Si le Procureur fait allusion, dans cette décision, à des actes d'instruction qu'il compte entreprendre, afin semble-t-il de déterminer la qualité de lésée de la partie plaignante, question somme toute exorbitante au maintien des séquestres, il n’explique point pourquoi les éléments du dossier justifieraient, plus de trois ans après leur prononcé, le maintien des séquestres en cause.

Ainsi, faute de motivation suffisante de l'acte attaqué sur la réalisation des conditions des art. 197 et 263 CPP et d'explications ultérieures, la Chambre de céans – qui n’a pas à rechercher d’elle-même ce qu’il en est (cf. à cet égard l'arrêt ACPR/321/2022 précité) – ne peut exercer son contrôle.

3. Fondé, le recours doit être admis. Partant, l'ordonnance querellée sera annulée et la cause renvoyée au Ministère public pour nouvelle décision (art. 397 al. 2 CPP).

Compte tenu de la nature procédurale du vice constaté, il n'était pas nécessaire d'inviter préalablement le Ministère public à se prononcer, la Chambre de céans n'ayant pas traité la cause sur le fond, ni préjugé de l’issue du litige (cf. par analogie arrêt du Tribunal fédéral 7B_271/2023 du 1er février 2024 consid. 4.1 et les références citées, notamment ATF 133 IV 293 consid. 3.4.2).

4. L'admission du recours ne donne pas lieu à la perception de frais (art. 428 al. 1 CPP).

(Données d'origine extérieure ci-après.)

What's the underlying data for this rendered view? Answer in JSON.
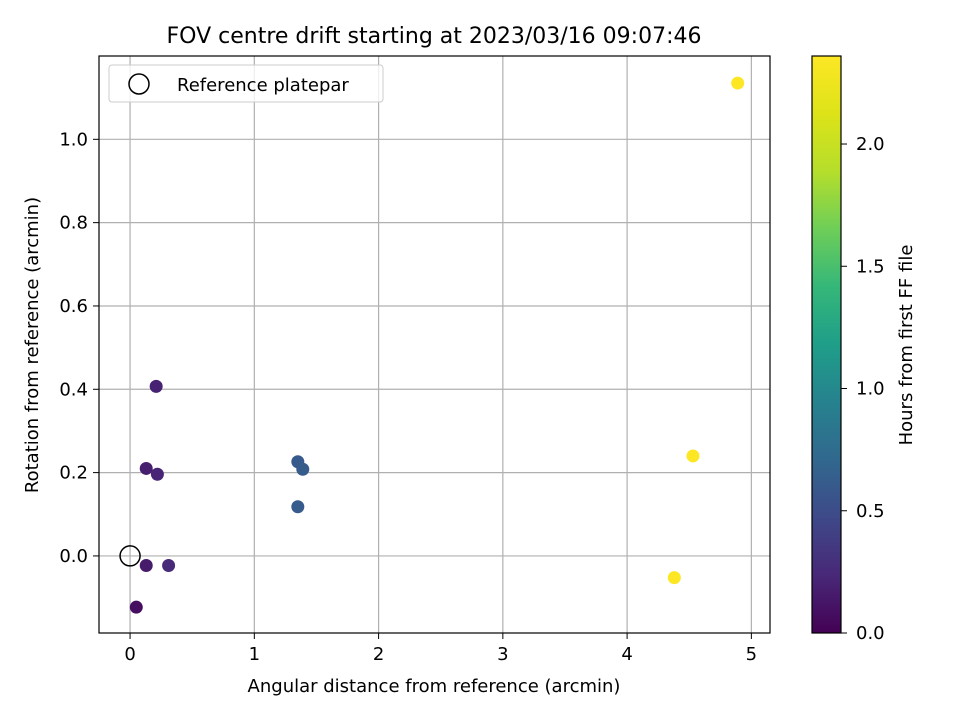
{
  "chart_data": {
    "type": "scatter",
    "title": "FOV centre drift starting at 2023/03/16 09:07:46",
    "xlabel": "Angular distance from reference (arcmin)",
    "ylabel": "Rotation from reference (arcmin)",
    "xlim": [
      -0.25,
      5.15
    ],
    "ylim": [
      -0.185,
      1.2
    ],
    "xticks": [
      0,
      1,
      2,
      3,
      4,
      5
    ],
    "xtick_labels": [
      "0",
      "1",
      "2",
      "3",
      "4",
      "5"
    ],
    "yticks": [
      0.0,
      0.2,
      0.4,
      0.6,
      0.8,
      1.0
    ],
    "ytick_labels": [
      "0.0",
      "0.2",
      "0.4",
      "0.6",
      "0.8",
      "1.0"
    ],
    "grid": true,
    "legend": {
      "placement": "top-left",
      "entries": [
        "Reference platepar"
      ]
    },
    "reference_point": {
      "name": "Reference platepar",
      "x": 0.0,
      "y": 0.0,
      "marker": "open-circle",
      "color": "#000000"
    },
    "points": [
      {
        "x": 0.05,
        "y": -0.123,
        "hours": 0.08
      },
      {
        "x": 0.13,
        "y": -0.023,
        "hours": 0.16
      },
      {
        "x": 0.13,
        "y": 0.21,
        "hours": 0.18
      },
      {
        "x": 0.21,
        "y": 0.407,
        "hours": 0.2
      },
      {
        "x": 0.22,
        "y": 0.196,
        "hours": 0.22
      },
      {
        "x": 0.31,
        "y": -0.023,
        "hours": 0.25
      },
      {
        "x": 1.35,
        "y": 0.226,
        "hours": 0.6
      },
      {
        "x": 1.39,
        "y": 0.208,
        "hours": 0.62
      },
      {
        "x": 1.35,
        "y": 0.118,
        "hours": 0.61
      },
      {
        "x": 4.38,
        "y": -0.052,
        "hours": 2.36
      },
      {
        "x": 4.53,
        "y": 0.24,
        "hours": 2.36
      },
      {
        "x": 4.89,
        "y": 1.135,
        "hours": 2.36
      }
    ],
    "colorbar": {
      "label": "Hours from first FF file",
      "colormap": "viridis",
      "range": [
        0.0,
        2.36
      ],
      "ticks": [
        0.0,
        0.5,
        1.0,
        1.5,
        2.0
      ],
      "tick_labels": [
        "0.0",
        "0.5",
        "1.0",
        "1.5",
        "2.0"
      ]
    }
  }
}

5. L'indemnité du défenseur d'office des recourants sera fixée à la fin de la procédure (art. 135 al. 2 CPP).

* * * * *


 

PAR CES MOTIFS,
LA COUR :


Admet le recours et annule la décision du 5 août 2024 du Ministère public.

Renvoie la cause au Ministère public pour nouvelle décision au sens des considérants.

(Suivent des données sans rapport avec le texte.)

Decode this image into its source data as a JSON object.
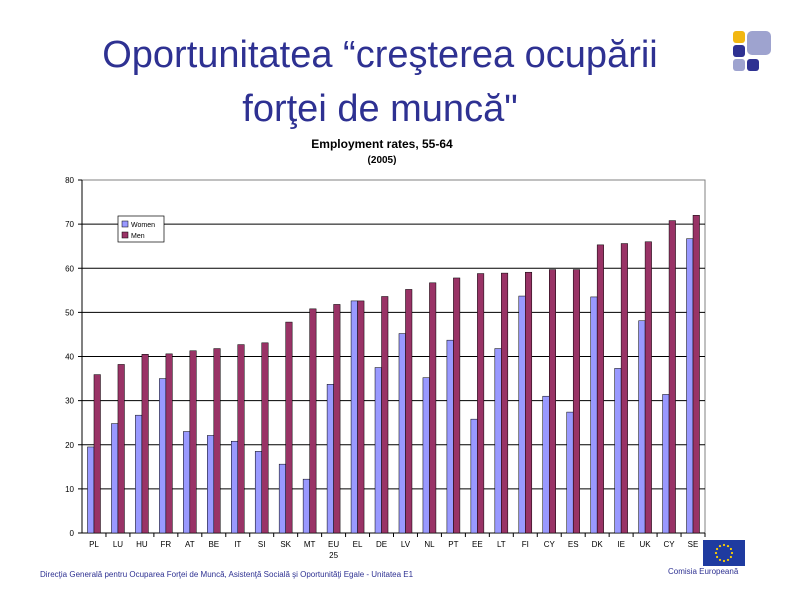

Laisse les frais de la procédure de recours à la charge de l'État.

Notifie le présent arrêt, en copie, à A______ et B______, soit pour eux leur conseil, ainsi qu'au Ministère public.

Siégeant :

Madame Corinne CHAPPUIS BUGNON, présidente; Mesdames Valérie LAUBER et Françoise SAILLEN AGAD, juges; Monsieur Julien CASEYS, greffier.

 

Le greffier :

Julien CASEYS

 

La Présidente :

Corinne CHAPPUIS BUGNON

 

 

 

 

 

 

 

 

 

 

 

 

 

 

 

 

 

 

Voie de recours :

 

Le Tribunal fédéral connaît, comme juridiction ordinaire de recours, des recours en matière pénale au sens de l'art. 78 de la loi sur le Tribunal fédéral du 17 juin 2005 (LTF; RS 173.110); la qualité et les autres conditions pour interjeter recours sont déterminées par les art. 78 à 81 et 90 ss LTF. Le recours doit être formé dans les trente jours qui suivent la notification de l'expédition complète de l'arrêt attaqué.

 

Le recours doit être adressé au Tribunal fédéral, 1000 Lausanne 14. Les mémoires doivent être remis au plus tard le dernier jour du délai, soit au Tribunal fédéral soit, à l'attention de ce dernier, à La Poste Suisse ou à une représentation diplomatique ou consulaire suisse (art. 48 al. 1 LTF).